There are at least two important factors to consider when choosing a column type for a SQL database table: technical requirements and semantics. The choice can be confusing, but it is important to get it right. I’ve seen it done both ways and it’s sometimes hard to tell what’s wrong—it just feels wrong. In this article I will explain how to spot these mistakes, and more importantly, how to explain the mistake clearly to others.
I’ll assume the data requirements are already known—in other words, I have all the information I need to decide what type of data will live in the column.
Technical considerations are often the first thing many technical people think about when choosing a column type. This is natural; technical prowess is a core strength, so there can sometimes be a tendency to make it the most important factor, or even the only factor, in the decision. Resist that tendency!
That said, it’s important to consider the storage requirements, indexing characteristics, foreign key relationships and so forth when choosing a column type. Most RDBMSs have extensive documentation about choosing column types. Any specific suggestion other than “consult your documentation” is beyond this article’s scope! If you’re not intimately familiar with your RDBMS, you might also consider getting help from someone who is.
I assume a highly technical audience for this website, so the only other thing I’ll say about technical considerations is “Beware! You need to think more broadly.”

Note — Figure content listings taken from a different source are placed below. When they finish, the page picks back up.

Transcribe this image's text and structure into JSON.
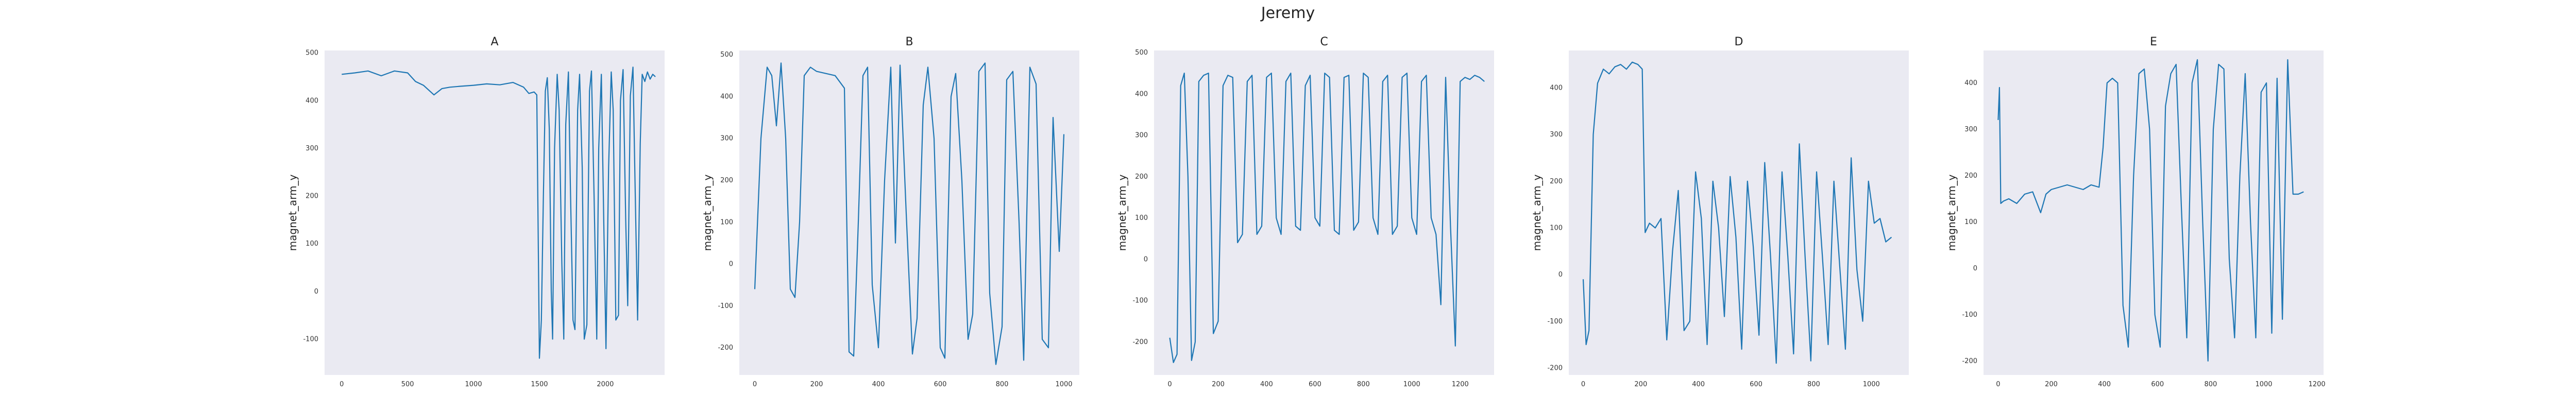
{
  "figure": {
    "title": "Jeremy"
  },
  "colors": {
    "line": "#1f77b4",
    "plot_bg": "#eaeaf2",
    "page_bg": "#ffffff"
  },
  "chart_data": [
    {
      "type": "line",
      "title": "A",
      "xlabel": "",
      "ylabel": "magnet_arm_y",
      "grid": false,
      "xlim": [
        -130,
        2450
      ],
      "ylim": [
        -175,
        505
      ],
      "xticks": [
        0,
        500,
        1000,
        1500,
        2000
      ],
      "yticks": [
        -100,
        0,
        100,
        200,
        300,
        400,
        500
      ],
      "x": [
        0,
        100,
        200,
        300,
        400,
        500,
        560,
        620,
        700,
        760,
        820,
        900,
        1000,
        1100,
        1200,
        1300,
        1380,
        1420,
        1460,
        1480,
        1500,
        1515,
        1530,
        1545,
        1560,
        1575,
        1590,
        1600,
        1615,
        1635,
        1650,
        1670,
        1685,
        1700,
        1720,
        1735,
        1755,
        1770,
        1790,
        1805,
        1825,
        1840,
        1860,
        1880,
        1895,
        1915,
        1935,
        1950,
        1970,
        1990,
        2005,
        2025,
        2045,
        2060,
        2080,
        2100,
        2115,
        2135,
        2155,
        2170,
        2190,
        2210,
        2225,
        2245,
        2265,
        2280,
        2300,
        2320,
        2340,
        2360,
        2380
      ],
      "series": [
        {
          "values": [
            455,
            458,
            462,
            452,
            462,
            458,
            440,
            432,
            412,
            425,
            428,
            430,
            432,
            435,
            433,
            438,
            428,
            415,
            418,
            412,
            -140,
            -60,
            200,
            420,
            448,
            340,
            0,
            -100,
            300,
            455,
            380,
            60,
            -100,
            350,
            460,
            220,
            -60,
            -80,
            380,
            455,
            260,
            -100,
            -70,
            420,
            462,
            200,
            -100,
            300,
            455,
            120,
            -120,
            260,
            460,
            380,
            -60,
            -50,
            400,
            465,
            150,
            -30,
            410,
            470,
            240,
            -60,
            310,
            455,
            440,
            460,
            445,
            455,
            450
          ]
        }
      ]
    },
    {
      "type": "line",
      "title": "B",
      "xlabel": "",
      "ylabel": "magnet_arm_y",
      "grid": false,
      "xlim": [
        -50,
        1050
      ],
      "ylim": [
        -265,
        510
      ],
      "xticks": [
        0,
        200,
        400,
        600,
        800,
        1000
      ],
      "yticks": [
        -200,
        -100,
        0,
        100,
        200,
        300,
        400,
        500
      ],
      "x": [
        0,
        20,
        40,
        55,
        70,
        85,
        100,
        115,
        130,
        145,
        160,
        180,
        200,
        230,
        260,
        290,
        305,
        320,
        335,
        350,
        365,
        380,
        400,
        420,
        440,
        455,
        470,
        490,
        510,
        525,
        545,
        560,
        580,
        600,
        615,
        635,
        650,
        670,
        690,
        705,
        725,
        745,
        760,
        780,
        800,
        815,
        835,
        855,
        870,
        890,
        910,
        930,
        950,
        965,
        985,
        1000
      ],
      "series": [
        {
          "values": [
            -60,
            300,
            470,
            450,
            330,
            480,
            300,
            -60,
            -80,
            100,
            450,
            470,
            460,
            455,
            450,
            420,
            -210,
            -220,
            100,
            450,
            470,
            -50,
            -200,
            200,
            470,
            50,
            475,
            120,
            -215,
            -130,
            380,
            470,
            300,
            -200,
            -225,
            400,
            455,
            200,
            -180,
            -120,
            460,
            480,
            -70,
            -240,
            -150,
            440,
            460,
            100,
            -230,
            470,
            430,
            -180,
            -200,
            350,
            30,
            310
          ]
        }
      ]
    },
    {
      "type": "line",
      "title": "C",
      "xlabel": "",
      "ylabel": "magnet_arm_y",
      "grid": false,
      "xlim": [
        -65,
        1340
      ],
      "ylim": [
        -280,
        505
      ],
      "xticks": [
        0,
        200,
        400,
        600,
        800,
        1000,
        1200
      ],
      "yticks": [
        -200,
        -100,
        0,
        100,
        200,
        300,
        400,
        500
      ],
      "x": [
        0,
        15,
        30,
        45,
        60,
        75,
        90,
        105,
        120,
        140,
        160,
        180,
        200,
        220,
        240,
        260,
        280,
        300,
        320,
        340,
        360,
        380,
        400,
        420,
        440,
        460,
        480,
        500,
        520,
        540,
        560,
        580,
        600,
        620,
        640,
        660,
        680,
        700,
        720,
        740,
        760,
        780,
        800,
        820,
        840,
        860,
        880,
        900,
        920,
        940,
        960,
        980,
        1000,
        1020,
        1040,
        1060,
        1080,
        1100,
        1120,
        1140,
        1160,
        1180,
        1200,
        1220,
        1240,
        1260,
        1280,
        1300
      ],
      "series": [
        {
          "values": [
            -190,
            -250,
            -230,
            420,
            450,
            200,
            -245,
            -200,
            430,
            445,
            450,
            -180,
            -150,
            420,
            445,
            440,
            40,
            60,
            430,
            445,
            60,
            80,
            440,
            450,
            100,
            60,
            430,
            450,
            80,
            70,
            420,
            445,
            100,
            80,
            450,
            440,
            70,
            60,
            440,
            445,
            70,
            90,
            450,
            440,
            100,
            60,
            430,
            445,
            60,
            80,
            440,
            450,
            100,
            60,
            430,
            445,
            100,
            60,
            -110,
            440,
            80,
            -210,
            430,
            440,
            435,
            445,
            440,
            430
          ]
        }
      ]
    },
    {
      "type": "line",
      "title": "D",
      "xlabel": "",
      "ylabel": "magnet_arm_y",
      "grid": false,
      "xlim": [
        -50,
        1130
      ],
      "ylim": [
        -215,
        480
      ],
      "xticks": [
        0,
        200,
        400,
        600,
        800,
        1000
      ],
      "yticks": [
        -200,
        -100,
        0,
        100,
        200,
        300,
        400
      ],
      "x": [
        0,
        10,
        20,
        35,
        50,
        70,
        90,
        110,
        130,
        150,
        170,
        190,
        205,
        215,
        230,
        250,
        270,
        290,
        310,
        330,
        350,
        370,
        390,
        410,
        430,
        450,
        470,
        490,
        510,
        530,
        550,
        570,
        590,
        610,
        630,
        650,
        670,
        690,
        710,
        730,
        750,
        770,
        790,
        810,
        830,
        850,
        870,
        890,
        910,
        930,
        950,
        970,
        990,
        1010,
        1030,
        1050,
        1070
      ],
      "series": [
        {
          "values": [
            -10,
            -150,
            -120,
            300,
            410,
            440,
            430,
            445,
            450,
            440,
            455,
            450,
            440,
            90,
            110,
            100,
            120,
            -140,
            50,
            180,
            -120,
            -100,
            220,
            120,
            -150,
            200,
            100,
            -90,
            210,
            80,
            -160,
            200,
            60,
            -130,
            240,
            40,
            -190,
            220,
            40,
            -170,
            280,
            40,
            -185,
            220,
            40,
            -150,
            200,
            20,
            -160,
            250,
            10,
            -100,
            200,
            110,
            120,
            70,
            80
          ]
        }
      ]
    },
    {
      "type": "line",
      "title": "E",
      "xlabel": "",
      "ylabel": "magnet_arm_y",
      "grid": false,
      "xlim": [
        -55,
        1225
      ],
      "ylim": [
        -230,
        470
      ],
      "xticks": [
        0,
        200,
        400,
        600,
        800,
        1000,
        1200
      ],
      "yticks": [
        -200,
        -100,
        0,
        100,
        200,
        300,
        400
      ],
      "x": [
        0,
        5,
        10,
        20,
        40,
        70,
        100,
        130,
        160,
        180,
        200,
        230,
        260,
        290,
        320,
        350,
        380,
        395,
        410,
        430,
        450,
        470,
        490,
        510,
        530,
        550,
        570,
        590,
        610,
        630,
        650,
        670,
        690,
        710,
        730,
        750,
        770,
        790,
        810,
        830,
        850,
        870,
        890,
        910,
        930,
        950,
        970,
        990,
        1010,
        1030,
        1050,
        1070,
        1090,
        1110,
        1130,
        1150
      ],
      "series": [
        {
          "values": [
            320,
            390,
            140,
            145,
            150,
            140,
            160,
            165,
            120,
            160,
            170,
            175,
            180,
            175,
            170,
            180,
            175,
            260,
            400,
            410,
            400,
            -80,
            -170,
            200,
            420,
            430,
            300,
            -100,
            -170,
            350,
            420,
            440,
            130,
            -150,
            400,
            450,
            100,
            -200,
            300,
            440,
            430,
            20,
            -150,
            200,
            420,
            100,
            -150,
            380,
            400,
            -140,
            410,
            -110,
            450,
            160,
            160,
            165
          ]
        }
      ]
    }
  ]
}
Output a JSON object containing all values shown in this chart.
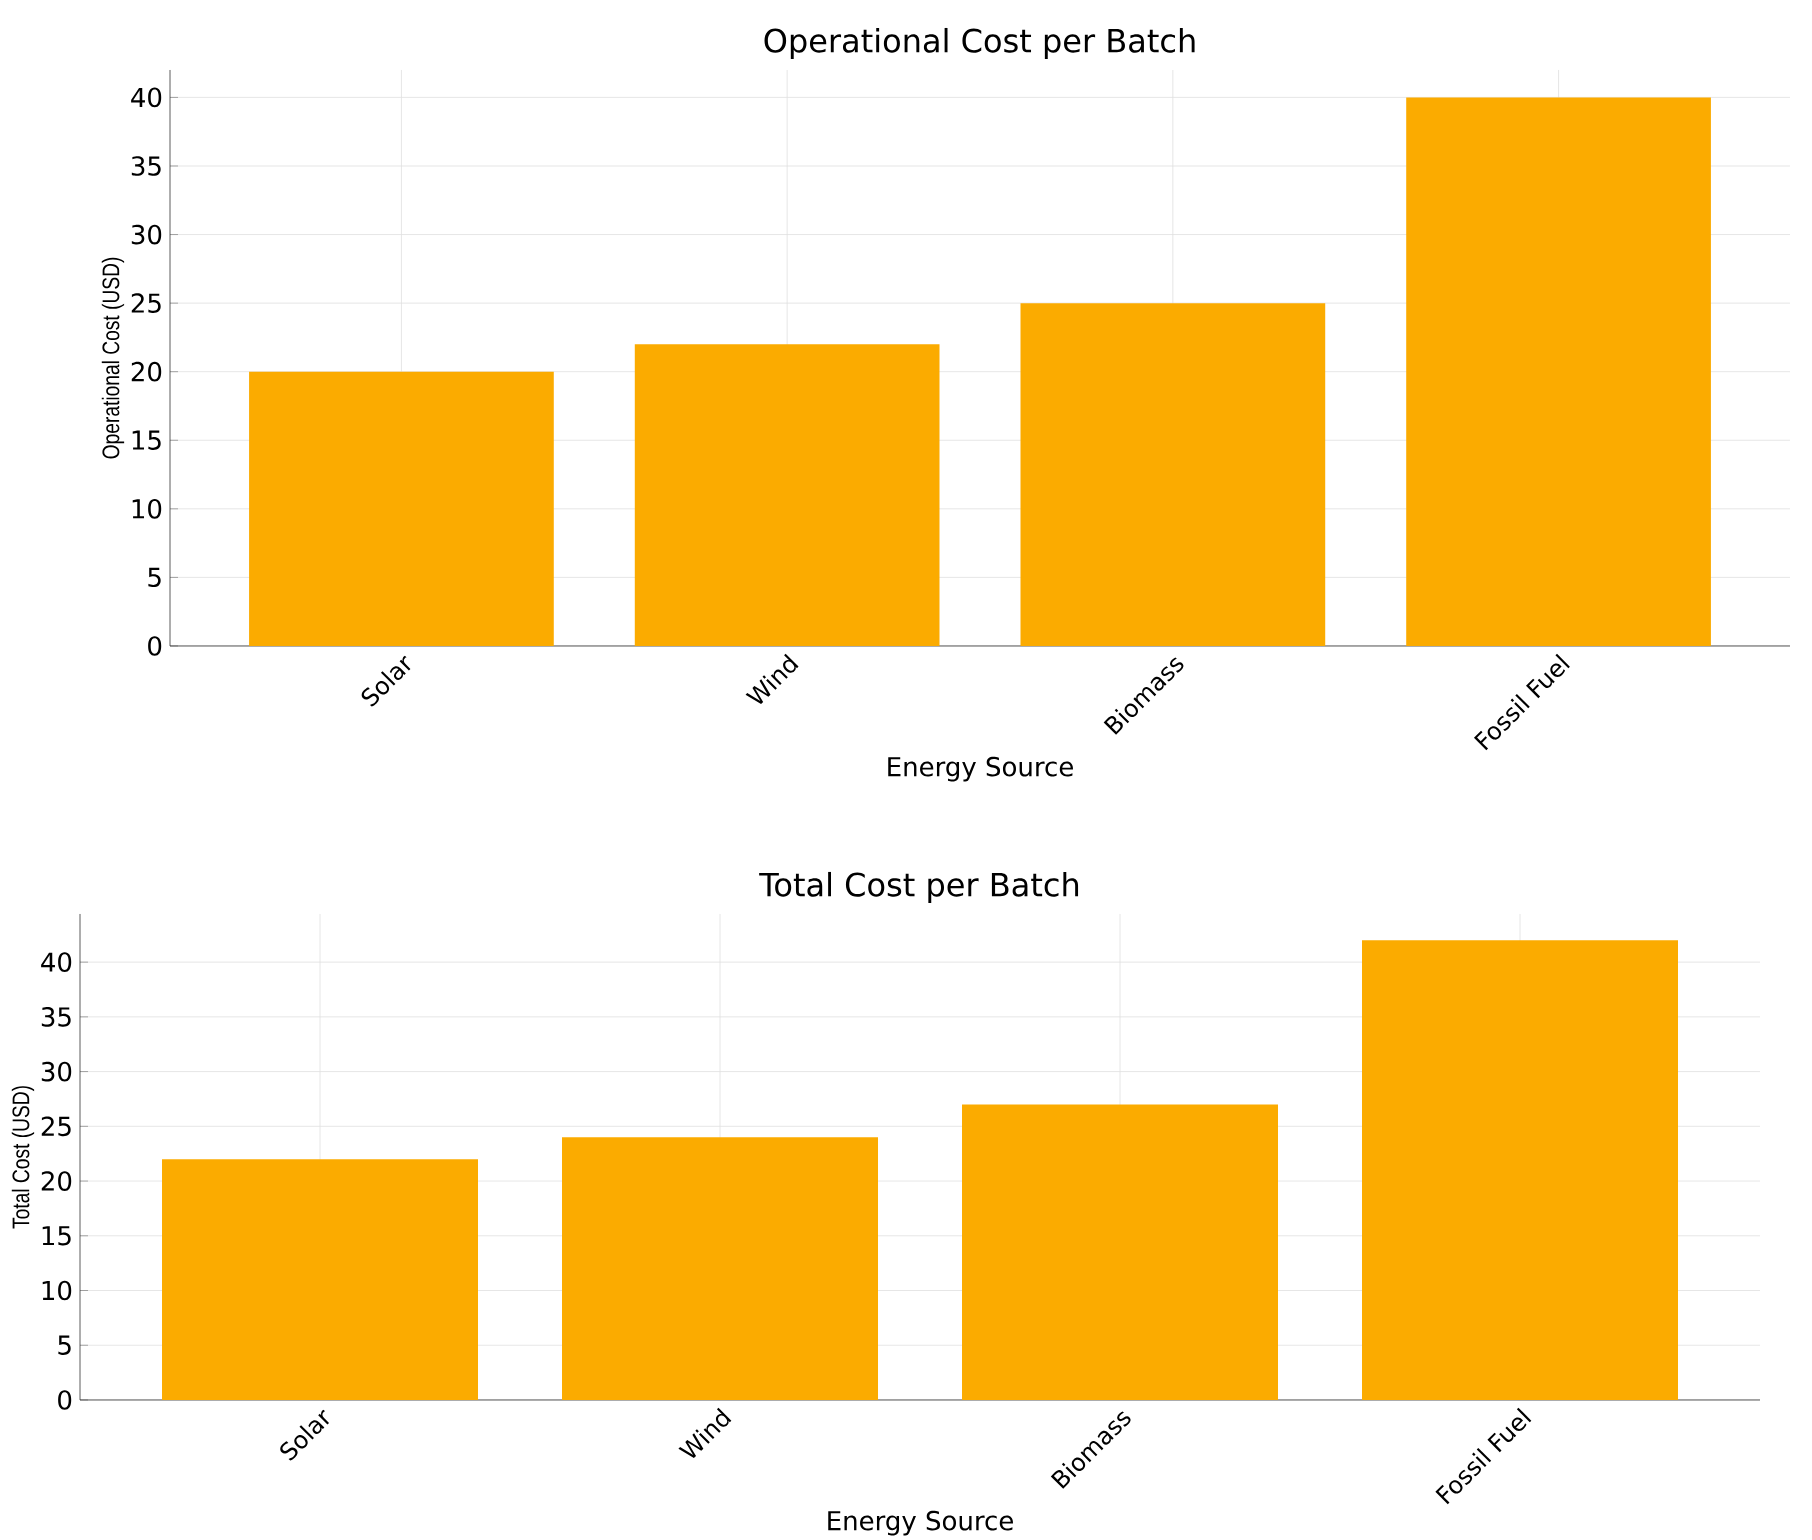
{
  "chart_data": [
    {
      "type": "bar",
      "title": "Operational Cost per Batch",
      "xlabel": "Energy Source",
      "ylabel": "Operational Cost (USD)",
      "categories": [
        "Solar",
        "Wind",
        "Biomass",
        "Fossil Fuel"
      ],
      "values": [
        20,
        22,
        25,
        40
      ],
      "color": "#fbab00",
      "ylim": [
        0,
        42
      ],
      "yticks": [
        0,
        5,
        10,
        15,
        20,
        25,
        30,
        35,
        40
      ],
      "grid": true
    },
    {
      "type": "bar",
      "title": "Total Cost per Batch",
      "xlabel": "Energy Source",
      "ylabel": "Total Cost (USD)",
      "categories": [
        "Solar",
        "Wind",
        "Biomass",
        "Fossil Fuel"
      ],
      "values": [
        22,
        24,
        27,
        42
      ],
      "color": "#fbab00",
      "ylim": [
        0,
        44.4
      ],
      "yticks": [
        0,
        5,
        10,
        15,
        20,
        25,
        30,
        35,
        40
      ],
      "grid": true
    }
  ]
}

It’s very valuable to choose column types that describe the data, because the type serves as documentation about the data. Even if the data is documented in a written specification, if I choose the wrong data type, I’ve contradicted the specification. The only true, authoritative specification of what a system does is the actual implementation, so it needs to be aligned with the reality of the system’s purpose, not just its function.
At some point, meaning becomes very important, because there is often a wide latitude within which the technical considerations are immaterial. For example, if data type A, B, and C can all store the data adequately, some people may think “well, at this point it doesn’t matter; I can choose any of the three.” Be careful with that assumption! When storing a price, for example,
MONEY or a related type is a much better choice than other numeric types, even if they can store the same data. Conversely, one should never use a
MONEY type to store something that’s not a currency value.
There are also variations on data types that might confuse the issue. For example, in SQL Server 2000 the
DECIMAL data type has the following storage requirements, depending on the precision (maximum total number of digits, both to the left and right of the decimal point):
|1 – 9||5|
I recently saw a table designed with a
DECIMAL(9, 1) column to hold average customer ratings, whose values range from 0 to 5 with one decimal place. The best data type, in my opinion, is
DECIMAL(2, 1). Why did the developer add more precision?
According to the table above, the column requires 5 bytes of storage, whether the precision is 2 or 9. I can almost imagine the developer’s train of thought:
This data is (2, 1) but that needs 5 bytes, and for the same size, I could get (9, 1). That’s free storage! I should use it!
This imaginary line of reasoning is a fallacy. It values a factor that makes no difference, and ignores one that does.
Explaining the difference
How do you explain this mindset to someone who’s stuck in the “free storage” worldview? Let’s look again at the two viewpoints:
- The developer’s line of reasoning was “I can get more capacity for the same storage, so I should.”
- A better train of thought is “this data needs 5 bytes no matter what, so the unneeded extra storage is valueless, but the extra documentation provided by the smaller precision is valuable.”
In other words, one person thinks lack of control over data storage size makes the data storage capacity very important. The second person thinks the lack of control makes the data storage capacity irrelevant. I agree with the second person.
Notice the contrast between the technical and semantic factors. These two mindsets are in conflict. This is why I emphasized the need to temper the technical person’s mindset, because technical people concentrate on their areas of competence. It’s important to step back and take the technical blinders off, lest a sub-optimal choice look like the best thing.
How you approach it is up to you, but I might consider holding the unconscious decisions and gut feelings up in the light for conscious examination. I might also emphasize the value of the semantics. In the example I gave above, I simply emailed my thoughts to the DBAs, who agreed immediately and changed the column type to
DECIMAL(2, 1). Perhaps it can be that simple, perhaps not.
Define your own types
Many RDBMSs allow user-defined data types. At my current employer, I’ve never seen this facility used. I would love to see us start doing so, though. It would be very helpful to define types such as
TRACKINGCODE. I think user-defined types are just as important as roles (another thing we don’t use).
User-defined types do bring their own challenges; they require more work, may have technical ramifications (how the RDBMS handles the type across databases or servers where it may not be defined), might cause extra bureaucracy, and there are external factors to think about—educating a consultant who may need to work with the data, for example. Standard tools and code libraries may not be aware of them, too—for example, the .NET SqlClient classes. I think user-defined types are worth considering, but of course that’s a decision that must be weighed carefully.
The moral of the story
The moral of the story is “think carefully.” Now, if only I were better at that myself! The other moral, of course, is “have fun.”